Les chercheurs ont notamment constaté que, depuis 1975, la quantité de carbone perdue par la toundra de l’Alaska entre octobre et décembre a augmenté de 73,4 % en raison du réchauffement constant du climat.
Cette nouvelle étude est “la première à montrer qu’une grande région de l’Arctique est une source de carbone et que ce changement est dû à l’augmentation des émissions de carbone pendant l’hiver”, a déclaré Sue Natali, chercheuse sur le pergélisol au Woods Hole Research Center, qui n’a pas participé à l’étude.
“Comme les modèles ne tiennent pas compte de ces processus de la saison froide, nous sous-estimons très probablement les pertes de carbone de l’Arctique dans les scénarios climatiques actuels et futurs.”
Les craintes concernant les pertes de carbone dans le pergélisol sont fondées sur une chimie simple.
Contrairement aux latitudes plus chaudes, où les micro-organismes du sol décomposent constamment la matière végétale et renvoient le carbone qu’elle contient dans l’atmosphère, les sols de l’Arctique ont été suffisamment froids pour préserver les restes gelés de la vie végétale ancienne.
Mais à mesure que la planète se réchauffe, les microbes du sol sont capables de décomposer de plus en plus de ce carbone, le renvoyant dans l’atmosphère et aggravant le réchauffement de la planète dans une boucle de rétroaction troublante.

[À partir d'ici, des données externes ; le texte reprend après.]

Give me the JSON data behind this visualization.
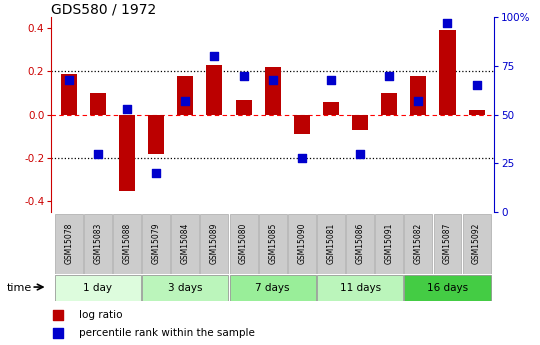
{
  "title": "GDS580 / 1972",
  "samples": [
    "GSM15078",
    "GSM15083",
    "GSM15088",
    "GSM15079",
    "GSM15084",
    "GSM15089",
    "GSM15080",
    "GSM15085",
    "GSM15090",
    "GSM15081",
    "GSM15086",
    "GSM15091",
    "GSM15082",
    "GSM15087",
    "GSM15092"
  ],
  "log_ratio": [
    0.19,
    0.1,
    -0.35,
    -0.18,
    0.18,
    0.23,
    0.07,
    0.22,
    -0.09,
    0.06,
    -0.07,
    0.1,
    0.18,
    0.39,
    0.02
  ],
  "percentile": [
    68,
    30,
    53,
    20,
    57,
    80,
    70,
    68,
    28,
    68,
    30,
    70,
    57,
    97,
    65
  ],
  "groups": [
    {
      "label": "1 day",
      "start": 0,
      "end": 3,
      "color": "#ddfcdd"
    },
    {
      "label": "3 days",
      "start": 3,
      "end": 6,
      "color": "#bbf5bb"
    },
    {
      "label": "7 days",
      "start": 6,
      "end": 9,
      "color": "#99ee99"
    },
    {
      "label": "11 days",
      "start": 9,
      "end": 12,
      "color": "#bbf5bb"
    },
    {
      "label": "16 days",
      "start": 12,
      "end": 15,
      "color": "#44cc44"
    }
  ],
  "bar_color": "#bb0000",
  "dot_color": "#0000cc",
  "left_axis_color": "#cc0000",
  "right_axis_color": "#0000cc",
  "ylim": [
    -0.45,
    0.45
  ],
  "yticks_left": [
    -0.4,
    -0.2,
    0.0,
    0.2,
    0.4
  ],
  "yticks_right": [
    0,
    25,
    50,
    75,
    100
  ],
  "hlines_dotted": [
    -0.2,
    0.2
  ],
  "hline_dashed": 0.0,
  "bar_width": 0.55,
  "dot_size": 35,
  "sample_box_color": "#cccccc",
  "legend_items": [
    {
      "label": "log ratio",
      "color": "#bb0000"
    },
    {
      "label": "percentile rank within the sample",
      "color": "#0000cc"
    }
  ]
}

Certains scientifiques ont toutefois gardé l’espoir d’un processus clé de compensation : À mesure que l’Arctique se réchauffe, il pourrait également stocker davantage de carbone en devenant plus vert et en soutenant la vie végétale supplémentaire, en particulier dans les régions de toundra.
Ce “verdissement de l’Arctique ” se produit effectivement, mais la nouvelle étude suggère que les pertes de pergélisol au début de l’hiver sont plus que suffisantes pour compenser ce phénomène.

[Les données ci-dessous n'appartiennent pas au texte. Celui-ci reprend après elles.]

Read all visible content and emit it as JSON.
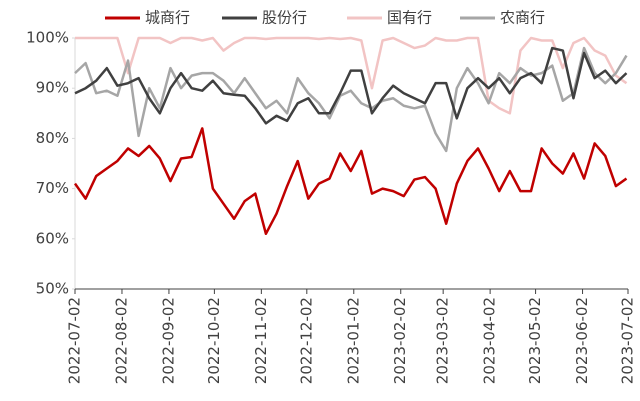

“Il y a bien un verdissement, mais il semble que la lumière du soleil s’épuise si loin au nord, alors peu importe la quantité de verdissement, les plantes finissent par manquer de lumière”, a déclaré M. Commane.
“Il semble maintenant que les microbes soient en train de gagner”
La nouvelle étude contraste avec une étude de 2016 de l’US Geological Survey, qui avait constaté que l’Alaska agissait actuellement comme un “puits” net de carbone – retirant plus de carbone de l’air qu’il n’en émet – et que cela devrait se poursuivre et s’étendre au cours du siècle avec l’augmentation de la croissance végétale.
L’un des principaux auteurs de cette recherche, Dave McGuire, de l’université d’Alaska à Fairbanks et de l’USGS, a déclaré que la nouvelle étude “n’est pas le mot de la fin, mais qu’elle constitue une avancée significative”
McGuire a souligné que la nouvelle étude porte sur les années 2012 à 2014, alors que l’étude de l’USGS de 2016 portait sur des années antérieures et s’est terminée en 2009, ce qui rend difficile une comparaison “de pommes à pommes”.
L’Alaska n’est qu’une région de l’Arctique où les sols de pergélisol pourraient émettre du dioxyde de carbone dans l’atmosphère. Les régions à pergélisol du Canada et de la Sibérie sont encore plus vastes.
Mais les enseignements de cette nouvelle étude pourraient également s’appliquer à ces régions, selon les chercheurs.
L’étude “montre que la région de l’Alaska, qui peut être représentative de vastes étendues de forêts boréales et de biomes de toundra arctique ailleurs, semble rejeter du carbone net dans l’atmosphère, en particulier avec des émissions stimulées en automne et au début de l’hiver”, a déclaré Ted Schuur, écologiste à l’université Northern Arizona, qui n’a pas participé aux recherches.
“Nous savions tous que cela allait arriver, mais je suis surpris que nous puissions même le voir maintenant”, a déclaré M. Commane.